D. The term “marijuana” when used in this article means any part of a plant of the genus Cannabis, whether growing or not, its seeds or resin; and every compound, manufacture, salt, derivative, mixture, or preparation of such plant, its seeds, its resin, or any extract containing one or more cannabinoids. “Marijuana” does not include (i) the mature stalks of such plant, fiber produced from such stalk, oil or cake made from the seed of such plant, unless such stalks, fiber, oil or cake is combined with other parts of plants of the genus Cannabis; (ii) industrial hemp, as defined in § 3.2-4112, that is possessed by a person registered pursuant to subsection A of § 3.2-4115 or his agent; (iii) industrial hemp, as defined in § 3.2-4112, that is possessed by a person who holds a hemp producer license issued by the U.S. Department of Agriculture pursuant to 7 C.F.R. part 990; (iv) a hemp product, as defined in § 3.2-4112; (v) an industrial hemp extract, as defined in § 3.2-5145.1; or (vi) any substance containing a tetrahydrocannabinol isomer, ester, ether, salt or salts of such isomer, ester, or ether that has been placed by the Board of Pharmacy into one of the schedules set forth in the Drug Control Act (§ 54.1-3400 et seq.) pursuant to § 54.1-3443.
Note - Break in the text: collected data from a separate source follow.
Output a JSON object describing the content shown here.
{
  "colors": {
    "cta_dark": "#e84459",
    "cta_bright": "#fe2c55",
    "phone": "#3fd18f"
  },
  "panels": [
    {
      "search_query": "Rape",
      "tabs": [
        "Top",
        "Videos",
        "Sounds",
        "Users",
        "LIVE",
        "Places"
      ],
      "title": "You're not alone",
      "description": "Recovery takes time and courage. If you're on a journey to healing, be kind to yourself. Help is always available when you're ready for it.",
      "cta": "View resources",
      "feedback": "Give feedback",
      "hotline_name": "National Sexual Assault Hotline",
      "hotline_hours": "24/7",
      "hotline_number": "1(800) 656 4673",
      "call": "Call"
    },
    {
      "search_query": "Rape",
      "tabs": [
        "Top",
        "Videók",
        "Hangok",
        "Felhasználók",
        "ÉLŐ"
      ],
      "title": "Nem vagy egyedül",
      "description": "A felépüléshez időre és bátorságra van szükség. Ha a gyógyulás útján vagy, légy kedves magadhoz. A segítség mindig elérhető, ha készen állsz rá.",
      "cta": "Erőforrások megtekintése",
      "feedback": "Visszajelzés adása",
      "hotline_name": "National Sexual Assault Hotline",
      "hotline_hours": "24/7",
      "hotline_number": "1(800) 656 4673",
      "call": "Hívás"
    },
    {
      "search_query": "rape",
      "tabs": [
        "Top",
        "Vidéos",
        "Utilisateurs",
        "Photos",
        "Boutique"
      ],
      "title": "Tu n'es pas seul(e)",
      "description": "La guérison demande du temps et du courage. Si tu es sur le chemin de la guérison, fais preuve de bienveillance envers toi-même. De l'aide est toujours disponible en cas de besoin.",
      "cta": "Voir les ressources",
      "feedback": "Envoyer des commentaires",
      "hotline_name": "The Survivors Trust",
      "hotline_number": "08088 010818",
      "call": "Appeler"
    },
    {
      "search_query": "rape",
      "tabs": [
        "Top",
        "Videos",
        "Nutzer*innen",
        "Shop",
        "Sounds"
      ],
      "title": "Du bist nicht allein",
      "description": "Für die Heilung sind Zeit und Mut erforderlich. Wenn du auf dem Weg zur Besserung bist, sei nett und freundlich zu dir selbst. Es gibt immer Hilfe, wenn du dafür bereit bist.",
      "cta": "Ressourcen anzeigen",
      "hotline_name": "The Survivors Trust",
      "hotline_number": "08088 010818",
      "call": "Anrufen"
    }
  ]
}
E. The term “counterfeit controlled substance” means a controlled substance that, without authorization, bears, is packaged in a container or wrapper that bears, or is otherwise labeled to bear, the trademark, trade name, or other identifying mark, imprint or device or any likeness thereof, of a drug manufacturer, processor, packer, or distributor other than the manufacturer, processor, packer, or distributor who did in fact so manufacture, process, pack or distribute such drug.
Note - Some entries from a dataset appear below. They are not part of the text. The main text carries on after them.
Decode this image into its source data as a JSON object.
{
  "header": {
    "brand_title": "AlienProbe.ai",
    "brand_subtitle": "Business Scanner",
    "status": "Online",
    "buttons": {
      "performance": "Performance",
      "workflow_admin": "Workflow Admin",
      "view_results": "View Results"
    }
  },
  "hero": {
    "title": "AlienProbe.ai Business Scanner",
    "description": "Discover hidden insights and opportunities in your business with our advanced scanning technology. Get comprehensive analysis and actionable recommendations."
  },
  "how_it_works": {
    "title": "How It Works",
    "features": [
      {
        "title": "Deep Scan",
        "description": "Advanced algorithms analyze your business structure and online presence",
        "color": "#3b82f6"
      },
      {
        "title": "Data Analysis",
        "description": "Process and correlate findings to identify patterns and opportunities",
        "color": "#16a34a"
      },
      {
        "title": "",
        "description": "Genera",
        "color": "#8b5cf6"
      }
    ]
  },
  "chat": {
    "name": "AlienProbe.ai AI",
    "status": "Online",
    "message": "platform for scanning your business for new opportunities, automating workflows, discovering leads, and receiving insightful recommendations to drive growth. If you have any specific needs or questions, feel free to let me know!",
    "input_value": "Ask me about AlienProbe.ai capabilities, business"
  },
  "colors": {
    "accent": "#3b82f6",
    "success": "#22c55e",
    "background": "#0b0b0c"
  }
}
F. The term “tetrahydrocannabinol” means any naturally occurring or synthetic tetrahydrocannabinol, including its salts, isomers, and salts of isomers whenever the existence of such salts, isomers, and salts of isomers is possible within the specific chemical designation and any preparation, mixture, or substance containing, or mixed or infused with, any detectable amount of tetrahydrocannabinol. For the purposes of this definition, “isomer” means the optical, position, and geometric isomers.

G. The term “total tetrahydrocannabinol” means the sum, after the application of any necessary conversion factor, of the percentage by weight of tetrahydrocannabinol and the percentage by weight of tetrahydrocannabinolic acid.

H. The Department of Forensic Science shall determine the proper methods for detecting the concentration of tetrahydrocannabinol in substances for the purposes of this title, Chapter 11 of Title 4.1, and § 54.1-3401. The testing methodology shall use post-decarboxylation testing or other equivalent method and shall consider the potential conversion of tetrahydrocannabinolic acid into tetrahydrocannabinol.

1975, cc. 14, 15; 1979, c. 435; 1982, c. 462; 1984, c. 684; 1992, c. 756; 1999, cc. 661, 722; 2004, c. 688; 2019, cc. 653, 654; 2020, cc. 831, 1285, 1286; 2021, Sp. Sess. I, c. 110; 2023, cc. 744, 794.